Preheat oven at 200C and roast red bell peppers for 20-25 minutes (optional step for extra smoky jollof rice)
Add 1 can of plum tomatoes, 2 red bell peppers, 1 large onion and 1 scotch bonnet to blender and blend until smooth.
Add vegetable oil to cover the base of a large saucepan. Once the oil is hot pour in the blended mixture and cook on a medium heat for 10 minutes.
Add salt to taste, 1 tsp of thyme, 3 knorr cubes, 2 tsp of curry powder (optional), 4 tbsp or 1/4 cup of tomato paste (purée) and 1-2 cups of chicken stock. Stir and cook for another 15 minutes (see notes).

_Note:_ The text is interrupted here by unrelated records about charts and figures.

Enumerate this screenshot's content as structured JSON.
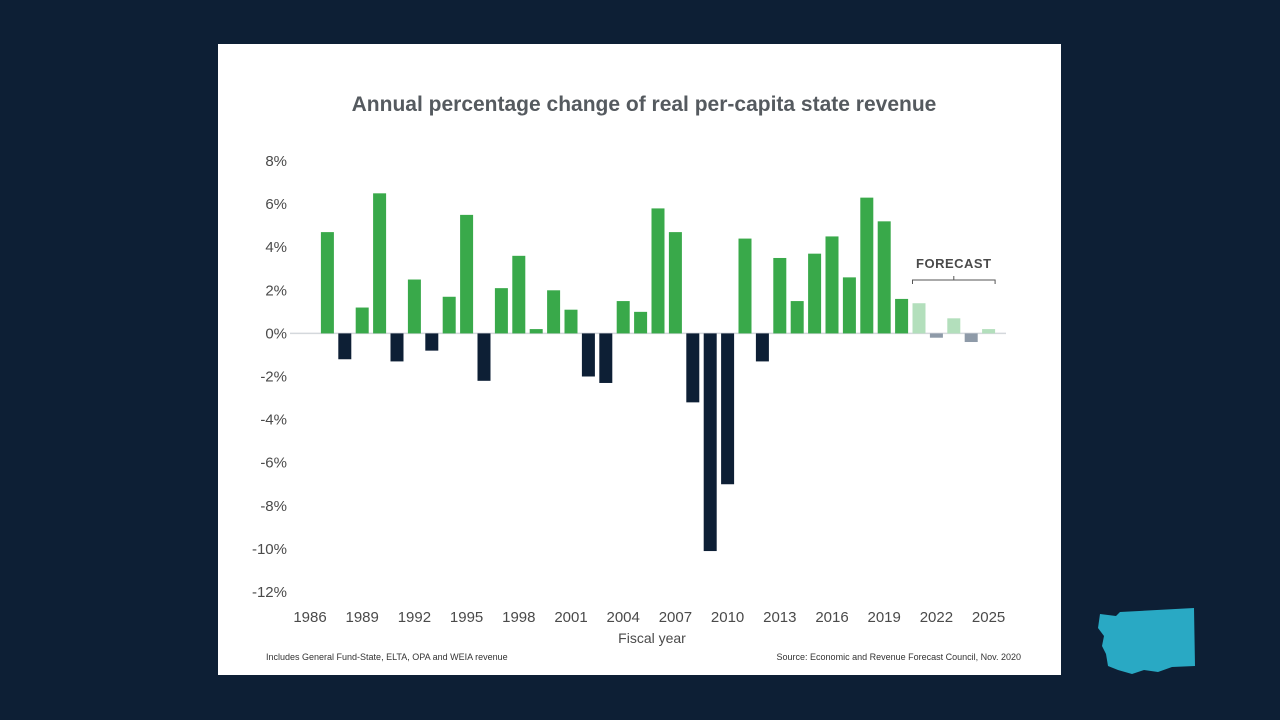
{
  "chart_data": {
    "type": "bar",
    "title": "Annual percentage change of real per-capita state revenue",
    "xlabel": "Fiscal year",
    "ylabel": "",
    "ylim": [
      -12,
      8
    ],
    "yticks": [
      "8%",
      "6%",
      "4%",
      "2%",
      "0%",
      "-2%",
      "-4%",
      "-6%",
      "-8%",
      "-10%",
      "-12%"
    ],
    "yticks_values": [
      8,
      6,
      4,
      2,
      0,
      -2,
      -4,
      -6,
      -8,
      -10,
      -12
    ],
    "xticks": [
      "1986",
      "1989",
      "1992",
      "1995",
      "1998",
      "2001",
      "2004",
      "2007",
      "2010",
      "2013",
      "2016",
      "2019",
      "2022",
      "2025"
    ],
    "years": [
      1986,
      1987,
      1988,
      1989,
      1990,
      1991,
      1992,
      1993,
      1994,
      1995,
      1996,
      1997,
      1998,
      1999,
      2000,
      2001,
      2002,
      2003,
      2004,
      2005,
      2006,
      2007,
      2008,
      2009,
      2010,
      2011,
      2012,
      2013,
      2014,
      2015,
      2016,
      2017,
      2018,
      2019,
      2020,
      2021,
      2022,
      2023,
      2024,
      2025
    ],
    "values": [
      0,
      4.7,
      -1.2,
      1.2,
      6.5,
      -1.3,
      2.5,
      -0.8,
      1.7,
      5.5,
      -2.2,
      2.1,
      3.6,
      0.2,
      2.0,
      1.1,
      -2.0,
      -2.3,
      1.5,
      1.0,
      5.8,
      4.7,
      -3.2,
      -10.1,
      -7.0,
      4.4,
      -1.3,
      3.5,
      1.5,
      3.7,
      4.5,
      2.6,
      6.3,
      5.2,
      1.6,
      1.4,
      -0.2,
      0.7,
      -0.4,
      0.2
    ],
    "forecast_start_year": 2021,
    "forecast_label": "FORECAST",
    "grid": false,
    "colors": {
      "positive": "#39a94a",
      "negative": "#0d1f35",
      "forecast_positive": "#b3dfbc",
      "forecast_negative": "#8e9aa8"
    }
  },
  "footnote_left": "Includes General Fund-State, ELTA, OPA and WEIA revenue",
  "footnote_right": "Source: Economic and Revenue Forecast Council, Nov. 2020",
  "colors": {
    "background": "#0d1f35",
    "panel": "#ffffff",
    "map": "#29a9c4"
  },
  "map_icon": "washington-state-map"
}
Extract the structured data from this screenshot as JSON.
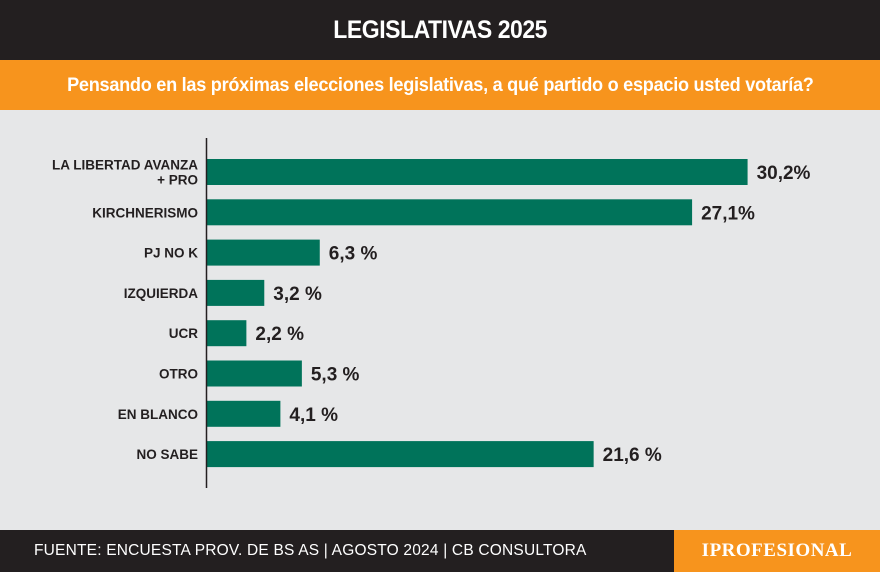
{
  "header": {
    "title": "LEGISLATIVAS 2025"
  },
  "question": "Pensando en las próximas elecciones legislativas, a qué partido o espacio usted votaría?",
  "footer": {
    "source": "FUENTE: ENCUESTA PROV. DE BS AS | AGOSTO 2024 | CB CONSULTORA",
    "logo": "IPROFESIONAL"
  },
  "colors": {
    "header_bg": "#231f20",
    "accent": "#f7941d",
    "bar": "#00735a",
    "background": "#e6e7e8"
  },
  "chart_data": {
    "type": "bar",
    "orientation": "horizontal",
    "title": "",
    "xlabel": "",
    "ylabel": "",
    "grid": false,
    "categories": [
      [
        "LA LIBERTAD AVANZA",
        "+ PRO"
      ],
      [
        "KIRCHNERISMO"
      ],
      [
        "PJ NO K"
      ],
      [
        "IZQUIERDA"
      ],
      [
        "UCR"
      ],
      [
        "OTRO"
      ],
      [
        "EN BLANCO"
      ],
      [
        "NO SABE"
      ]
    ],
    "values": [
      30.2,
      27.1,
      6.3,
      3.2,
      2.2,
      5.3,
      4.1,
      21.6
    ],
    "value_labels": [
      "30,2%",
      "27,1%",
      "6,3 %",
      "3,2 %",
      "2,2 %",
      "5,3 %",
      "4,1 %",
      "21,6 %"
    ]
  }
}
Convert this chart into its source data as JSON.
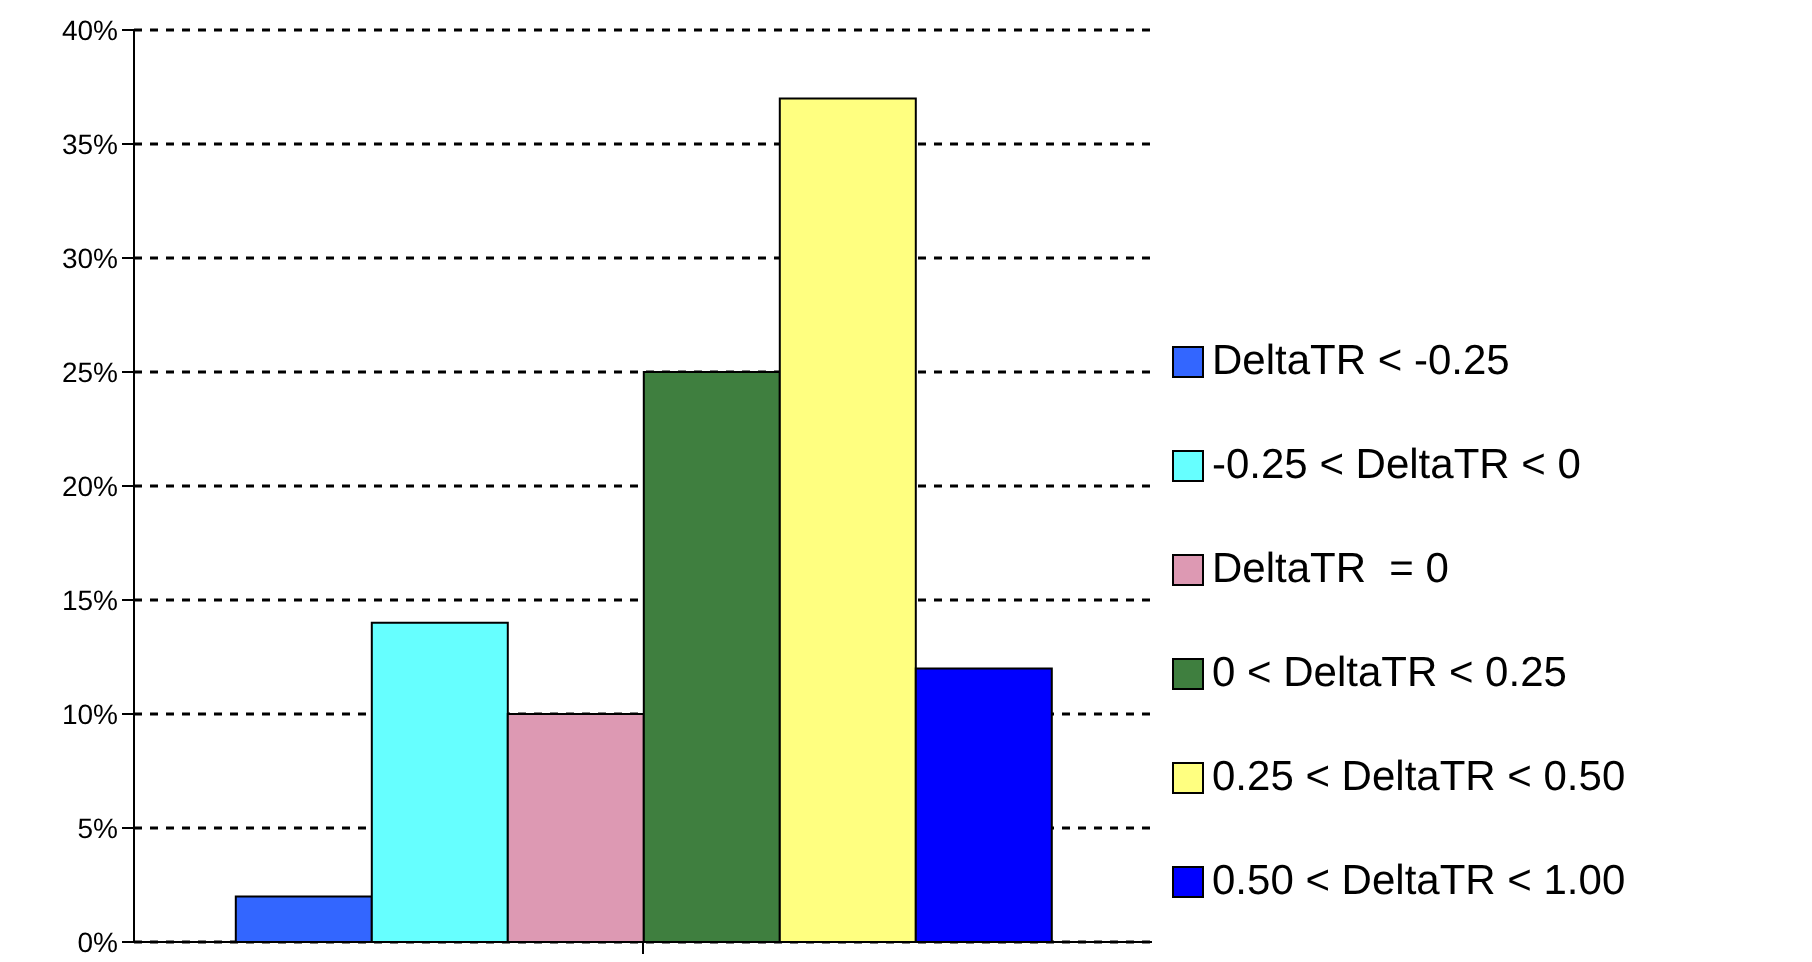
{
  "chart_data": {
    "type": "bar",
    "categories": [
      null
    ],
    "series": [
      {
        "name": "DeltaTR < -0.25",
        "color": "#3366ff",
        "values": [
          2
        ]
      },
      {
        "name": "-0.25 < DeltaTR < 0",
        "color": "#66ffff",
        "values": [
          14
        ]
      },
      {
        "name": "DeltaTR  = 0",
        "color": "#dd99b3",
        "values": [
          10
        ]
      },
      {
        "name": "0 < DeltaTR < 0.25",
        "color": "#3f7f3f",
        "values": [
          25
        ]
      },
      {
        "name": "0.25 < DeltaTR < 0.50",
        "color": "#ffff80",
        "values": [
          37
        ]
      },
      {
        "name": "0.50 < DeltaTR < 1.00",
        "color": "#0000ff",
        "values": [
          12
        ]
      }
    ],
    "ylim": [
      0,
      40
    ],
    "yticks": [
      {
        "value": 0,
        "label": "0%"
      },
      {
        "value": 5,
        "label": "5%"
      },
      {
        "value": 10,
        "label": "10%"
      },
      {
        "value": 15,
        "label": "15%"
      },
      {
        "value": 20,
        "label": "20%"
      },
      {
        "value": 25,
        "label": "25%"
      },
      {
        "value": 30,
        "label": "30%"
      },
      {
        "value": 35,
        "label": "35%"
      },
      {
        "value": 40,
        "label": "40%"
      }
    ],
    "grid": "y",
    "legend": "right"
  }
}
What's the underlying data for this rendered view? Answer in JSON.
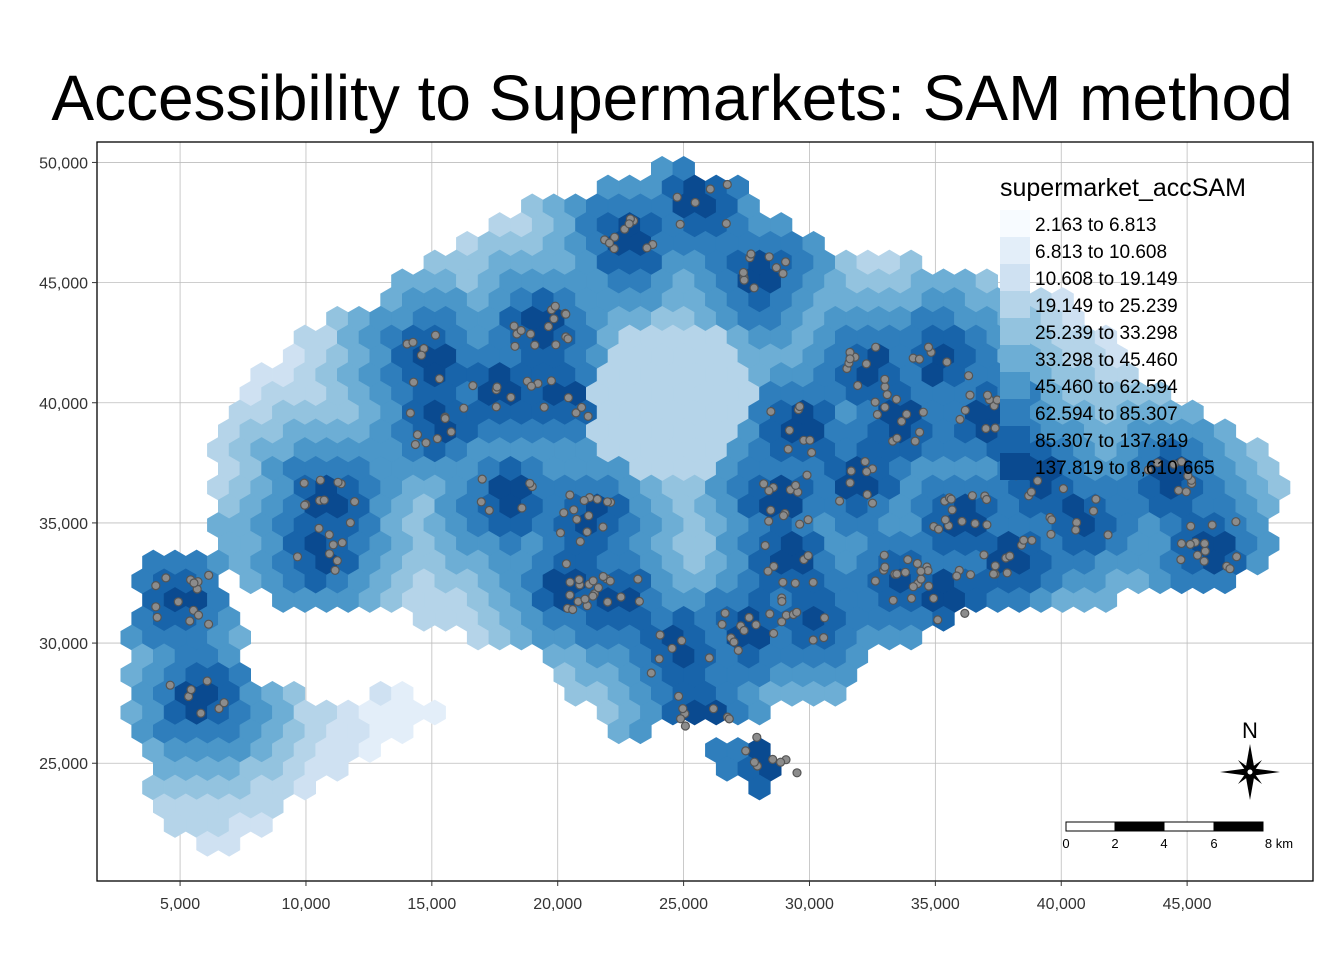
{
  "title": "Accessibility to Supermarkets: SAM method",
  "x_axis": {
    "ticks": [
      5000,
      10000,
      15000,
      20000,
      25000,
      30000,
      35000,
      40000,
      45000
    ],
    "tick_labels": [
      "5,000",
      "10,000",
      "15,000",
      "20,000",
      "25,000",
      "30,000",
      "35,000",
      "40,000",
      "45,000"
    ],
    "range": [
      1700,
      50000
    ]
  },
  "y_axis": {
    "ticks": [
      25000,
      30000,
      35000,
      40000,
      45000,
      50000
    ],
    "tick_labels": [
      "25,000",
      "30,000",
      "35,000",
      "40,000",
      "45,000",
      "50,000"
    ],
    "range": [
      20100,
      50850
    ]
  },
  "grid": true,
  "legend": {
    "title": "supermarket_accSAM",
    "placement": "top-right",
    "classes": [
      {
        "label": "2.163 to 6.813",
        "color": "#f7fbff"
      },
      {
        "label": "6.813 to 10.608",
        "color": "#e3eef9"
      },
      {
        "label": "10.608 to 19.149",
        "color": "#cfe1f2"
      },
      {
        "label": "19.149 to 25.239",
        "color": "#b5d4e9"
      },
      {
        "label": "25.239 to 33.298",
        "color": "#93c3df"
      },
      {
        "label": "33.298 to 45.460",
        "color": "#6daed5"
      },
      {
        "label": "45.460 to 62.594",
        "color": "#4b97c9"
      },
      {
        "label": "62.594 to 85.307",
        "color": "#2f7ebc"
      },
      {
        "label": "85.307 to 137.819",
        "color": "#1864aa"
      },
      {
        "label": "137.819 to 8,610.665",
        "color": "#0a4a90"
      }
    ]
  },
  "north_arrow": {
    "label": "N"
  },
  "scale_bar": {
    "labels": [
      "0",
      "2",
      "4",
      "6",
      "8 km"
    ]
  },
  "markers": {
    "name": "supermarkets",
    "fill": "#8c8c8c",
    "stroke": "#555555"
  }
}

Add the rinsed white rice to the saucepan and stir. Then add 3 cups of water to cover the rice and leave to cook on a low/medium heat for 10-15 minutes (you may need to check the rice, add one more cup of water and turn the rice every 7 minutes to prevent burning).
Finally add bay leaves and 1/2 a thinly sliced onion (optional), stir and leave to cook on a low heat until done.
NB: For a stronger bay leaf flavour add bay leaf to the mixed pepper sauce (step 4) instead of in the last ten minutes (step 6).